In fact, we can see the limitations of this approach in two of the biggest top-down policies today:

The European Central Bank can’t hold down interest rates everywhere. The ECB has been pouring out hundreds of billions of euros, trying to prop up European banks and bond markets and keep interest rates as low as possible. This has worked up to a point in Italy and Spain, especially for debt issues that mature in two or three years. But it hasn’t been able to bring interest rates down to tolerable levels in the most financially troubled countries. Annual yields on 10-year bonds in Greece are 33%, in Portugal 14%, and in Ireland more than 8%. Hungary, which is not in the Eurozone but would still cause big problems if it defaults, has yields above 9%. Persistent yields above 8% typically mean a country is headed for eventual default.

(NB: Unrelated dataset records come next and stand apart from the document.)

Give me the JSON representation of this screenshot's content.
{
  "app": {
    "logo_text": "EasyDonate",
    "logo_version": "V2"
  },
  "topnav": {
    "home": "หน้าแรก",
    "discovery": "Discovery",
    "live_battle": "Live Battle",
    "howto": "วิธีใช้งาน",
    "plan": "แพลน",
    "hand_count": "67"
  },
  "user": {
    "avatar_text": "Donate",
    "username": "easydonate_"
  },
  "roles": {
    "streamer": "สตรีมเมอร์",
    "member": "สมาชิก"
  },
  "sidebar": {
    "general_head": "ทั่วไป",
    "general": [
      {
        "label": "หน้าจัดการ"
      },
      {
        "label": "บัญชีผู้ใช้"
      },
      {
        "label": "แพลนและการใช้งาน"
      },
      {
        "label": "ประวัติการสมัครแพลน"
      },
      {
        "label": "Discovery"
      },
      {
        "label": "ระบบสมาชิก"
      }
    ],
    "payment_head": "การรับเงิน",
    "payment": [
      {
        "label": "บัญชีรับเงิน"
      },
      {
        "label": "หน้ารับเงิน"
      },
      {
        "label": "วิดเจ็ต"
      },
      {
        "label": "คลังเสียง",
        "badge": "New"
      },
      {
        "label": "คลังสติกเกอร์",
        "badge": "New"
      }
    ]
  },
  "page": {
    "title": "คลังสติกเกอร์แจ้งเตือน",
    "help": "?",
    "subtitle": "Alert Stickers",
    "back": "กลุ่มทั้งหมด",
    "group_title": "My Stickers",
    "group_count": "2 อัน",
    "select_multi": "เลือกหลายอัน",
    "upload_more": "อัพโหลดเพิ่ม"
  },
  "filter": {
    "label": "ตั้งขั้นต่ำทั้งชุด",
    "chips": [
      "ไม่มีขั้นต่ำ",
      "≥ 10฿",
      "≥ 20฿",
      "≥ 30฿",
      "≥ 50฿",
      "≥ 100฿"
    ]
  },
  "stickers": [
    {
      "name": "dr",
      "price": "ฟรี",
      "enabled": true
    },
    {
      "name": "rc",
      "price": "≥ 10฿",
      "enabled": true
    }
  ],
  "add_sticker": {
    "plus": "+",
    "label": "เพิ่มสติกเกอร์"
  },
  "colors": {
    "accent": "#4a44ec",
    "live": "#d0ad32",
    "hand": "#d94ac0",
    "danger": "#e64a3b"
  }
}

U.S. stimulus programs can’t create enough jobs. The Federal government is spending so fast that it’s piling up debt at three times the rate of four years ago. And the Federal Reserve is pumping money into the economy at a rapid rate, too. While it’s true that the stimulus has brought unemployment down a bit, it can’t do anything about the least employable. What is most shocking today is that despite high unemployment, many companies are unable to find people qualified to fill available jobs – not only relatively skilled ones, such as sophisticated machine tool operators, but also more basic trades.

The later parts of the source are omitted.